Contudo, ao interromper os programas de prevenção, detecção e atenção da enfermidade, a pandemia foi responsável por 47.000 das 69.000 mortes adicionais em 2020.

No ano passado, a malária afetou 241 milhões de pessoas em todo o mundo, 14 milhões a mais que em 2019. Desse total, 627.000 pessoas faleceram.  

Transmitido por mosquitos, o plasmódio, parasita que causa a enfermidade, provoca febre, dor de cabeça, dor muscular e calafrios.  

Se não for tratada a tempo, a malária, em particular a provocada pelo parasita que causa a doença na África — o Plasmodium falciparum —, pode ser mortal.

Apesar dos progressos que permitem a muitos países prever a erradicação da doença em futuro próximo, o mesmo não se pode dizer da África Subsaariana, onde, pelo contrário, a situação está piorando, assinalou a OMS em seu relatório. 

A África concentra 95% dos casos de malária do mundo e 96% dos óbitos relacionados com a doença. Entre as mortes, 80% são de crianças com menos de 5 anos. 

As infecções aumentaram em 15 milhões de casos entre 2019 e 2020, chegando a 228 milhões. O número de mortos também se elevou e passou de 534 mil a 602 mil em um ano. 

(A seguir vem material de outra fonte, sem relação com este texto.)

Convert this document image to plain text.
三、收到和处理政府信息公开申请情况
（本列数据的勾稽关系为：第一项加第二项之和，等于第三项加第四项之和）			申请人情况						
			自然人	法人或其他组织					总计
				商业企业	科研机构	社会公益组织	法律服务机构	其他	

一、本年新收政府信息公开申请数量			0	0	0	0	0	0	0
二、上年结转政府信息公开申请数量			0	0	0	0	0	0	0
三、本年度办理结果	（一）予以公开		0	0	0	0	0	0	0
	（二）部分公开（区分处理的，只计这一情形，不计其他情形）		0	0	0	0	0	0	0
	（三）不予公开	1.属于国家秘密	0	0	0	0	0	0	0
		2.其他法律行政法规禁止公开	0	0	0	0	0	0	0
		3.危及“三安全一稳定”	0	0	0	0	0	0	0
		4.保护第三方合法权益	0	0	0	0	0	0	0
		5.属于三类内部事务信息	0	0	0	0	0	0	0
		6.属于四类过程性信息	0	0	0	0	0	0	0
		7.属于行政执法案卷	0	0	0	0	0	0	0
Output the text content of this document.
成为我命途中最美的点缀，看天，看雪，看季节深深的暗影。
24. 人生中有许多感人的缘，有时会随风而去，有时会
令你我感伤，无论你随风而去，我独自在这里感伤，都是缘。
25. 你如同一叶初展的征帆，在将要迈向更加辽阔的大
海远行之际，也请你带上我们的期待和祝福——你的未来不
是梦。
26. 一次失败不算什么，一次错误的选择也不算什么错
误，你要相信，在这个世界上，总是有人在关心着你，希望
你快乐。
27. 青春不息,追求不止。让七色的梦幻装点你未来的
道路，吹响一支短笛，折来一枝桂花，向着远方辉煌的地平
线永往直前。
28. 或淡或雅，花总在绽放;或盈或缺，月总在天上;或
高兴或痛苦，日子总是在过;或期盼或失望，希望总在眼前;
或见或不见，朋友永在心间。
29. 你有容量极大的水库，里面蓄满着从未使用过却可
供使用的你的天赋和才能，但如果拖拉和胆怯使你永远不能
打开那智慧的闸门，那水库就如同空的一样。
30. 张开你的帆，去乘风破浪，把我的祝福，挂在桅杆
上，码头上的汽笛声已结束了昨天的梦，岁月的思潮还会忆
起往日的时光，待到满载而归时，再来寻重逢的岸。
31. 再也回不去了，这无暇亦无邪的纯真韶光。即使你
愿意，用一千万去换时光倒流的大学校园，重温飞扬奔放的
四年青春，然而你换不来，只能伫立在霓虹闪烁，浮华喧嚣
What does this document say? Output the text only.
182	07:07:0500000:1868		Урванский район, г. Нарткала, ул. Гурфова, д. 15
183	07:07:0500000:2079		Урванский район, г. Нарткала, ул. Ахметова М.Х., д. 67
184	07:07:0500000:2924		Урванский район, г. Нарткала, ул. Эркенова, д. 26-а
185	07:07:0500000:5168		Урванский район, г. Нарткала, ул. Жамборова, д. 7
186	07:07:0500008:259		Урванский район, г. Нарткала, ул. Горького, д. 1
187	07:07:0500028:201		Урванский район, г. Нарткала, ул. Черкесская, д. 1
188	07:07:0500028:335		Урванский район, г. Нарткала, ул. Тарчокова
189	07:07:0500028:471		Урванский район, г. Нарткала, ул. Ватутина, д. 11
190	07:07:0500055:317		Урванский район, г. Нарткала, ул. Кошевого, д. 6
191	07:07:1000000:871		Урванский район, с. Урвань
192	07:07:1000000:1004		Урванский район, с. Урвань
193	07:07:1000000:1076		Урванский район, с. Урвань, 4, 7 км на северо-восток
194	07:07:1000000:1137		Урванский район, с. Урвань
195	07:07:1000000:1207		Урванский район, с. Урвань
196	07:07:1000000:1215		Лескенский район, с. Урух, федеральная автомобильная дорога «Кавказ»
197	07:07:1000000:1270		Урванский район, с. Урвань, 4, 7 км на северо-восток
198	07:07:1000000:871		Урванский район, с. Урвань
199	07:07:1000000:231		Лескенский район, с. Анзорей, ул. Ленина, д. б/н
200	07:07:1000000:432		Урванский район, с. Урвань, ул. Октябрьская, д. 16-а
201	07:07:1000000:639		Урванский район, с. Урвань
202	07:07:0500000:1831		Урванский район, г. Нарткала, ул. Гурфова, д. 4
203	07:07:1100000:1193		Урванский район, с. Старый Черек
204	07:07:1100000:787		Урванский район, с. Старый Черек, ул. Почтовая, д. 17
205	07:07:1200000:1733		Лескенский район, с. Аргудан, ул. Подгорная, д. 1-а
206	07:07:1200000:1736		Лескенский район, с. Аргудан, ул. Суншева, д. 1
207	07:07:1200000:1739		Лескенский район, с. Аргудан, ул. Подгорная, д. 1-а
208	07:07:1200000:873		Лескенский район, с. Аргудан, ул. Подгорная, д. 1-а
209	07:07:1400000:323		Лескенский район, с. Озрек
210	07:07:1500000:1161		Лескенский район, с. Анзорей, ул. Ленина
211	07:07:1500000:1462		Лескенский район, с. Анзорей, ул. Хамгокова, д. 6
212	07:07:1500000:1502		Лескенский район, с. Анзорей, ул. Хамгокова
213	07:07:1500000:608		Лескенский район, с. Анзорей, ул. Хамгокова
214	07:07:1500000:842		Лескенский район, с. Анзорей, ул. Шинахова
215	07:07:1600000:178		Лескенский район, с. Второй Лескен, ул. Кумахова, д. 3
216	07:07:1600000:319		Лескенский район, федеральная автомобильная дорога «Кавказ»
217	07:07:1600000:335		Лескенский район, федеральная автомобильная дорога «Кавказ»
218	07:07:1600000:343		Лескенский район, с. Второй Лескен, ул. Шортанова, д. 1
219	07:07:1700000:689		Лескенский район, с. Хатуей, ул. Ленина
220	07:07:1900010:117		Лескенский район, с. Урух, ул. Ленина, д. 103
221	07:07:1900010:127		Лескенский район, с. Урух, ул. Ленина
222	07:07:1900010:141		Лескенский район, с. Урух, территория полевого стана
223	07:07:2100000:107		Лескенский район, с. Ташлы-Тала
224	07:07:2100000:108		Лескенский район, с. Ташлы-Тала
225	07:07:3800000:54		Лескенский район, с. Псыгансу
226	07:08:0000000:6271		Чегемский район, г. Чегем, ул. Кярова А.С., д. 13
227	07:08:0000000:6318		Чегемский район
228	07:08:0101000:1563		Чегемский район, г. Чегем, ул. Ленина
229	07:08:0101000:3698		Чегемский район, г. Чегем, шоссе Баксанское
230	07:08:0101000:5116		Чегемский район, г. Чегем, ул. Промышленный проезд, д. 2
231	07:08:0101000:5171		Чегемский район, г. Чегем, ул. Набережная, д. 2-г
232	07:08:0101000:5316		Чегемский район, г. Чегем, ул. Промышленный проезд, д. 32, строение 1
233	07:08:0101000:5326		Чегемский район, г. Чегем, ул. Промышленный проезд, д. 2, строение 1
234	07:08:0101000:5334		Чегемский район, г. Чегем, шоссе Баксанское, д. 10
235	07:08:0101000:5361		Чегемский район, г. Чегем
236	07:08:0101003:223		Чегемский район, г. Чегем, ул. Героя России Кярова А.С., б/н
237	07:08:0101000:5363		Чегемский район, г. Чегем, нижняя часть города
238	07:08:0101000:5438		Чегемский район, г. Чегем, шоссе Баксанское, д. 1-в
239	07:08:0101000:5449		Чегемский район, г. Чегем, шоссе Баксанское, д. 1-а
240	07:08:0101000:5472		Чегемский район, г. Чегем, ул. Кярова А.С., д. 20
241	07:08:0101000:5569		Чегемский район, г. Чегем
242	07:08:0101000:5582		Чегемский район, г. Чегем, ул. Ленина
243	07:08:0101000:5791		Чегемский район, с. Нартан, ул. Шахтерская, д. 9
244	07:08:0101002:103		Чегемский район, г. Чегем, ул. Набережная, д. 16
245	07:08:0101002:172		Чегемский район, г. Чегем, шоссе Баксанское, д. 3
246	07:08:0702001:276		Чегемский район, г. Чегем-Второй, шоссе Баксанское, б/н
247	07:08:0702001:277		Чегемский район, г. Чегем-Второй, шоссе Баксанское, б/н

"Creio que estamos à beira de uma possível crise de malária", advertiu Alonso, que pediu uma nova mobilização contra o que continua sendo "um enorme problema de saúde pública mundial que é preciso enfrentar nos países onde a doença permanece endêmica".

Em 2021, China e El Salvador erradicaram totalmente a enfermidade. Além disso, entre 2000 e 2020, um total de 23 países não registrou um único caso local em três anos.

Vacina

Outra boa notícia: a junta diretora da Aliança para as Vacinas autorizou na semana passada a implementação de um programa para imunizar crianças contra a malária na África Subsaariana e liberou uma quantia inicial de 155,7 milhões de dólares, segundo um comunicado da organização.

Desde 2019, três países da África Subsaariana — Gana, Quênia e Malaui — começaram a introduzir a vacina RTS,S em regiões selecionadas, onde a transmissão da malária é moderada ou severa. 

Dois anos depois do início do primeiro teste em grande escala do mundo, foram administrados 2,3 milhões de doses da vacina.

Fabricada pela farmacêutica britânica GSK, a RTS,S é a primeira e única vacina que demonstrou, até agora, a sua eficácia para reduzir significativamente o número de casos de malária, inclusive a malária grave e potencialmente mortal, em crianças.